«La greffe totale de visage est pour bientôt»
LAURENT LANTIERI, chef du service de chirurgie plastique et reconstructrice au CHU Henri-Mondor de Créteil (Val-de-Marne)
Propos recueillis par Timothée Boutry, Le Parisien, 03.08.2008
"Quelle est la portée de la greffe des deux bras réalisée en Allemagne ?"
Laurent Lantieri : "On savait qu’une telle greffe allait être réalisée. Il y avait déjà eu des greffes de mains ou d’avant-bras, mais là, on est allé plus loin. Sur le fond, le principe est le même que pour une main puisqu’il s’agit de rebrancher des vaisseaux, des nerfs, des os… C’est donc une évolution de la technique existante, mais ce cas est particulier puisque la greffe part de l’épaule."
Quelles sont les implications de cette opération ?
"Il va falloir suivre l’évolution de la motricité et de la sensibilité des bras du patient. Dans le cas d’une greffe de la main, la distance est courte entre le moignon et le bout des doigts : le patient retrouve rapidement l’usage et les sensations de son nouveau membre. Là, ce sera beaucoup plus long. Un nerf, c’est comme un fil électrique avec une gaine et des fils à l’intérieur. Or, ces fils poussent à une vitesse de 1 mm/jour.
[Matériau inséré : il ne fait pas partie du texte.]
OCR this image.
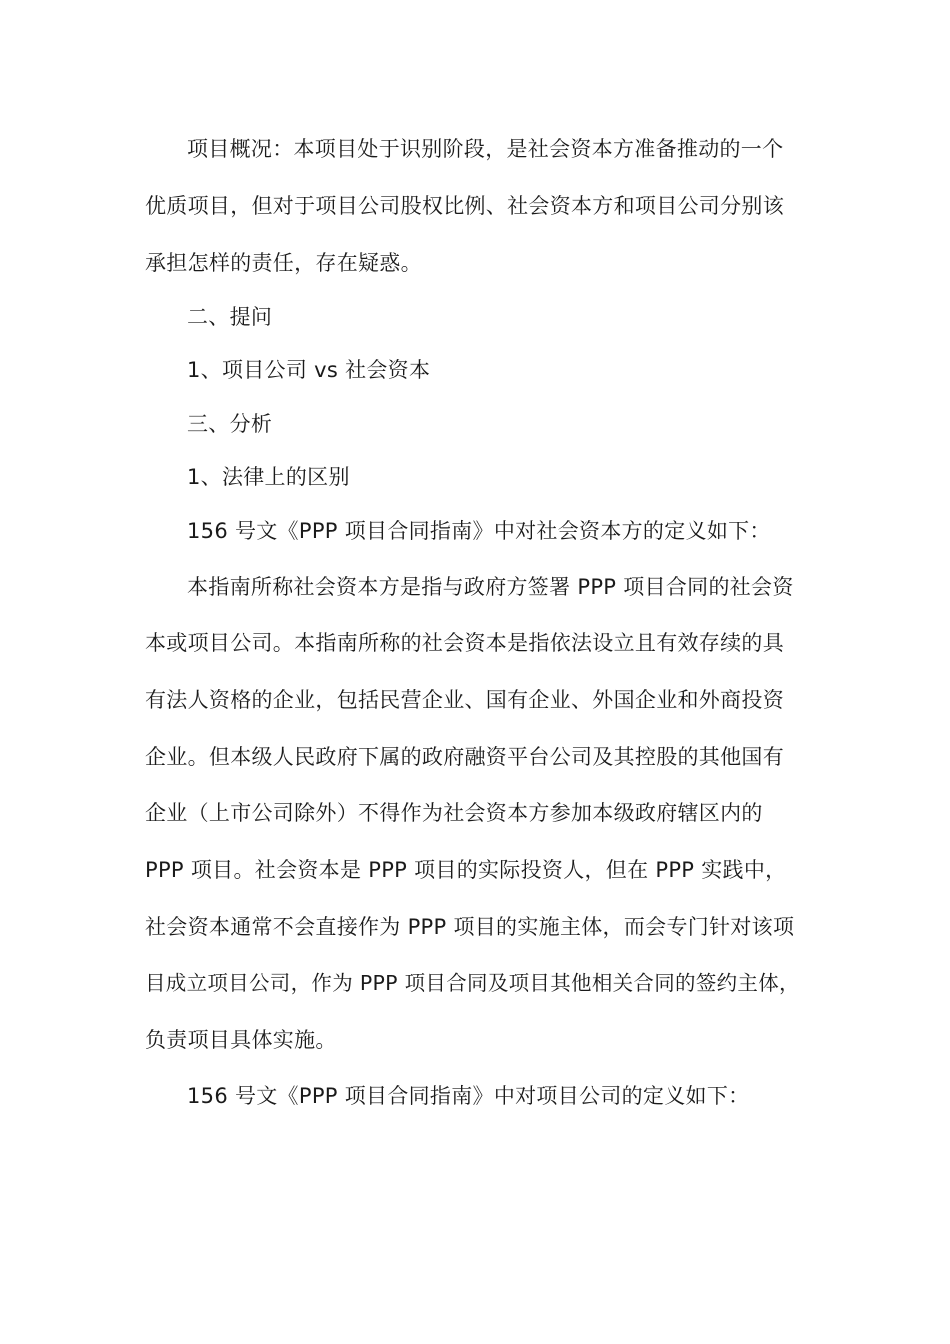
项目概况：本项目处于识别阶段，是社会资本方准备推动的一个
优质项目，但对于项目公司股权比例、社会资本方和项目公司分别该
承担怎样的责任，存在疑惑。
二、提问
1、项目公司 vs 社会资本
三、分析
1、法律上的区别
156 号文《PPP 项目合同指南》中对社会资本方的定义如下：
本指南所称社会资本方是指与政府方签署 PPP 项目合同的社会资
本或项目公司。本指南所称的社会资本是指依法设立且有效存续的具
有法人资格的企业，包括民营企业、国有企业、外国企业和外商投资
企业。但本级人民政府下属的政府融资平台公司及其控股的其他国有
企业（上市公司除外）不得作为社会资本方参加本级政府辖区内的
PPP 项目。社会资本是 PPP 项目的实际投资人，但在 PPP 实践中，
社会资本通常不会直接作为 PPP 项目的实施主体，而会专门针对该项
目成立项目公司，作为 PPP 项目合同及项目其他相关合同的签约主体，
负责项目具体实施。
156 号文《PPP 项目合同指南》中对项目公司的定义如下：
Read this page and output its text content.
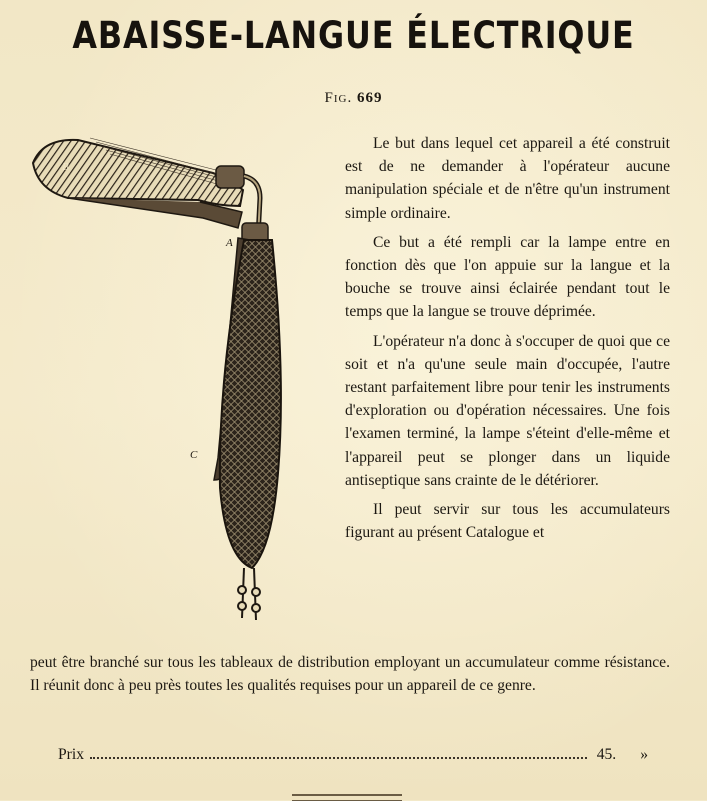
ABAISSE-LANGUE ÉLECTRIQUE
Fig. 669
B
A
C

Le but dans lequel cet appareil a été construit est de ne demander à l'opérateur aucune manipulation spéciale et de n'être qu'un instrument simple ordinaire.

Ce but a été rempli car la lampe entre en fonction dès que l'on appuie sur la langue et la bouche se trouve ainsi éclairée pendant tout le temps que la langue se trouve déprimée.

L'opérateur n'a donc à s'occuper de quoi que ce soit et n'a qu'une seule main d'occupée, l'autre restant parfaitement libre pour tenir les instruments d'exploration ou d'opération nécessaires. Une fois l'examen terminé, la lampe s'éteint d'elle-même et l'appareil peut se plonger dans un liquide antiseptique sans crainte de le détériorer.

Il peut servir sur tous les accumulateurs figurant au présent Catalogue et

peut être branché sur tous les tableaux de distribution employant un accumulateur comme résistance. Il réunit donc à peu près toutes les qualités requises pour un appareil de ce genre.
Prix	45. »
C’est pourquoi il faudra compter deux ans pour que le patient puisse se servir entièrement de ses deux nouveaux bras."
"Quels sont les risques encourus par le patient ?"
"Ils sont maîtrisés. Dans deux semaines environ, le patient va, comme c’est toujours le cas, rejeter le greffon. Mais on dispose désormais des médicaments capables de traiter ce phénomène. Depuis la première greffe de la main, il n’y a jamais eu d’échec. Je ne suis pas inquiet. Concernant les greffes de membres, on n’est plus dans le cadre de l’expérimentation. Les résultats sont supérieurs à tout ce qui était espéré. Ces opérations qui changent la vie des patients doivent donc se développer."
"Quelle peut être la prochaine étape en matière de greffe ?"
"Chaque patient est une première, mais il est vrai que certaines opérations s’apparentent à des bonds en avant. C’était le cas de la première greffe de la main ou de la première greffe partielle du visage. Aujourd’hui, la greffe totale de visage est pour bientôt. Je ne sais pas si je serai le premier à la réaliser, mais ce n’est plus qu’une question de temps. Techniquement, le plus difficile sera de greffer les paupières : ça n’a encore jamais été réalisé."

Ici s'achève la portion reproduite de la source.